Dr. Elsaid and colleagues also studied urate crystal inflammation using recombinant human lubricin (rh-lubricin) using in vitro and in vivo models. They demonstrated a reduction in MSU crystal phagocytosis as well as decreased IL‐1β and IL-8 release compared to controls.⁷

They also examined the inflammasome in human macrophages, demonstrating that rh-lubricin resulted in decreased expression of inflammasome proteins, of IL‐1β and of caspase-1, a response that was specific to uric acid crystals.⁷

“Being a major component in synovial fluid, [lubricin] may play a role in terms of uric crystal aggregation and formation,” said Dr. Elsaid. To follow up on this idea, they applied rh-lubricin to bone marrow-derived macrophages, which reduced the activity of xanthine oxidase and of cellular uric acid. Moreover, they were able to reduce MSU crystal formation with increasing amounts of rh-lubricin.⁸

“Uric acid crystal uptake by synovial macrophages is the upstream hallmark for the gout pathophysiology,” concluded Dr. Elsaid. “That full circuit [of lubricin/CD44/PP2A] is an emerging multi-targeted pathway in gout pharmacology.”

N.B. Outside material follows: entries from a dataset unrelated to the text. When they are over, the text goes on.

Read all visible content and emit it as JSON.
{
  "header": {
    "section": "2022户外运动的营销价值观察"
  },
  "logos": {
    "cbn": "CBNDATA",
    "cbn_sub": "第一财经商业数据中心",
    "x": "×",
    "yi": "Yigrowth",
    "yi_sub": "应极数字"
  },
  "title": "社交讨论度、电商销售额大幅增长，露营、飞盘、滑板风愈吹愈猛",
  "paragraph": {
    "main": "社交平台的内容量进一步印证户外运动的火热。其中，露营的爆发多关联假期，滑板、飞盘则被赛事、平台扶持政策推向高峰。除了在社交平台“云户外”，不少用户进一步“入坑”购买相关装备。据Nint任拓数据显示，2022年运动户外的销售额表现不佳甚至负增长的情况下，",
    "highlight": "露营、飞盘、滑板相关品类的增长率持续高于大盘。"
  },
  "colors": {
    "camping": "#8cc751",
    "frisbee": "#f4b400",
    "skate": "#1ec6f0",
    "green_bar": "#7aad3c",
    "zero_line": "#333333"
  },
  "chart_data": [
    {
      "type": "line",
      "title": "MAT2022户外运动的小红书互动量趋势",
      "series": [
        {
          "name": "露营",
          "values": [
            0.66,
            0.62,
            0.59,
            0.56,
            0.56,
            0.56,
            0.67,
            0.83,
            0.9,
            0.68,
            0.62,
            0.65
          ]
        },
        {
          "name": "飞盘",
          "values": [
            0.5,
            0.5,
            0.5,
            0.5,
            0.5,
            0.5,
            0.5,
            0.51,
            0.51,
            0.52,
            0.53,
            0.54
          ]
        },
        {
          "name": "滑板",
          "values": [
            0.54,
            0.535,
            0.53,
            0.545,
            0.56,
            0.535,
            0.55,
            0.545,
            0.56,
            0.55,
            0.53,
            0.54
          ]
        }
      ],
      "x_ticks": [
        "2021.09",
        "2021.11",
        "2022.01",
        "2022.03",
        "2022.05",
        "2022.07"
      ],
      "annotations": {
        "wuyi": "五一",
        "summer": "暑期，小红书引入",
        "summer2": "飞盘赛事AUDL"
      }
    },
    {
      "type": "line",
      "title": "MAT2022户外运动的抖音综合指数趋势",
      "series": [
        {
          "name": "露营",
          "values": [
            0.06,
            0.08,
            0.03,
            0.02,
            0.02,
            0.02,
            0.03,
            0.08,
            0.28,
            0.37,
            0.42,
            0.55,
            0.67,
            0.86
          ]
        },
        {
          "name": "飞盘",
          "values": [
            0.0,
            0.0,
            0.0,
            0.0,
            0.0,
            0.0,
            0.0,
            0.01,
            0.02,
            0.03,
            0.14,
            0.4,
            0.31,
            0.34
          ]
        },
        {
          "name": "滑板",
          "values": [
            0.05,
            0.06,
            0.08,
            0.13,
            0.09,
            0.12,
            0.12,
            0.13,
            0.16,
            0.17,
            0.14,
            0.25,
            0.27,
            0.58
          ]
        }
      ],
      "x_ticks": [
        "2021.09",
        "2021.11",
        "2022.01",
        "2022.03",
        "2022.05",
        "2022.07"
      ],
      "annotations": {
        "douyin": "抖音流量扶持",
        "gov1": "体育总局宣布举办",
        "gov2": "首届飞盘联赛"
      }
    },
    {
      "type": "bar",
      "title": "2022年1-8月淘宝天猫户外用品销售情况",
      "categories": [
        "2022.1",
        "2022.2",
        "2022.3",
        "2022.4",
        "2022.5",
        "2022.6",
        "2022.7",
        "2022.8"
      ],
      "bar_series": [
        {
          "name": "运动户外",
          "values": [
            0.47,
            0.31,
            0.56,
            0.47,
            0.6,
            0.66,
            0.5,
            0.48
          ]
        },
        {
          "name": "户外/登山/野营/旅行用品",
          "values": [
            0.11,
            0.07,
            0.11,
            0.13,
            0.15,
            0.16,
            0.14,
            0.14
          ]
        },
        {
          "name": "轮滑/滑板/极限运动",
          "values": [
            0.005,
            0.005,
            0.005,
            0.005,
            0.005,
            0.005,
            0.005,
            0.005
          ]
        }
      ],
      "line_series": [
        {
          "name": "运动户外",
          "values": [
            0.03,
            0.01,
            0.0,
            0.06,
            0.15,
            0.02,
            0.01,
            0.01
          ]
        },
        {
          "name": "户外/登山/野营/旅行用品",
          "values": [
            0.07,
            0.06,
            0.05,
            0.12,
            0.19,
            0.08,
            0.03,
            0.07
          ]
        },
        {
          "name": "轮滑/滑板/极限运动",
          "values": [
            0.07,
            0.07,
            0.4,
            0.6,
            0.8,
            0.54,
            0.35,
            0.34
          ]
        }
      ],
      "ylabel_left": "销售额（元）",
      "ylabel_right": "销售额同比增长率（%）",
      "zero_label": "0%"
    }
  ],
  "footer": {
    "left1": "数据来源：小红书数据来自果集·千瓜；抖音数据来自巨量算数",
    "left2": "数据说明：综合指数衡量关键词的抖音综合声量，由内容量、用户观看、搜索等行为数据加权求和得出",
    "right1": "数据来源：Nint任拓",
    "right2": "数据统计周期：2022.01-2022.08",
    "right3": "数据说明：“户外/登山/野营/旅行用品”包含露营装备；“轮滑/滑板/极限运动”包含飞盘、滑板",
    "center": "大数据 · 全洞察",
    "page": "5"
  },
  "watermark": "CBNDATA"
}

Ruth Jessen Hickman, MD, a graduate of the Indiana University School of Medicine, is a medical and science writer in Bloomington, Ind.

References

1. Elsaid KA, Jay, Liu-Bryan GD, Terkeltaub R. Proteoglycan 4 (PRG4)/lubricin and
   the extracellular matrix in gout. Gout Urate Crys Depos Dis. 2023;1:122–136.
2. Dalbeth N, Gosling AL, Gaffo A, Abhishek A. Gout. Lancet. 2021;397(10287):1843–1855.
3. James R, Paul BJ. New and emerging therapies in gout. Rheumatology and Autoimmunity. 2023;3:70–77.
4. Bousoik E, Qadri M, Elsaid KA. CD44 receptor mediates urate crystal phagocytosis by macrophages and regulates inflammation in a murine peritoneal model of acute gout. Sci Rep. 2020;10(1):5748.
5. Qadri M, Almadani S, Jay GD, Elsaid KA. Role of CD44 in Regulating TLR2 activation of human macrophages and downstream expression of proinflammatory cytokines. J Immunol. 2018 Jan 15;200(2):758–767. 
6. Elsayed S, Elsaid KA. Protein phosphatase 2A regulates xanthine oxidase-derived ROS production in macrophages and influx of inflammatory monocytes in a murine gout model. Front Pharmacol. 2022;13:1033520. 
7. Qadri M, Jay GD, Zhang LX, et al. Recombinant human proteoglycan-4 reduces phagocytosis of urate crystals and downstream nuclear factor kappa B and inflammasome activation and production of cytokines and chemokines in human and murine macrophages. Arthritis Res Ther. 2018;20(1):192.
8. Elsaid K, Merriman TR, Rossitto LA, et al. Amplification of inflammation by lubricin deficiency implicated in incident, erosive gout independent of hyperuricemia. Arthritis Rheumatol. 2023;75(5):794–805.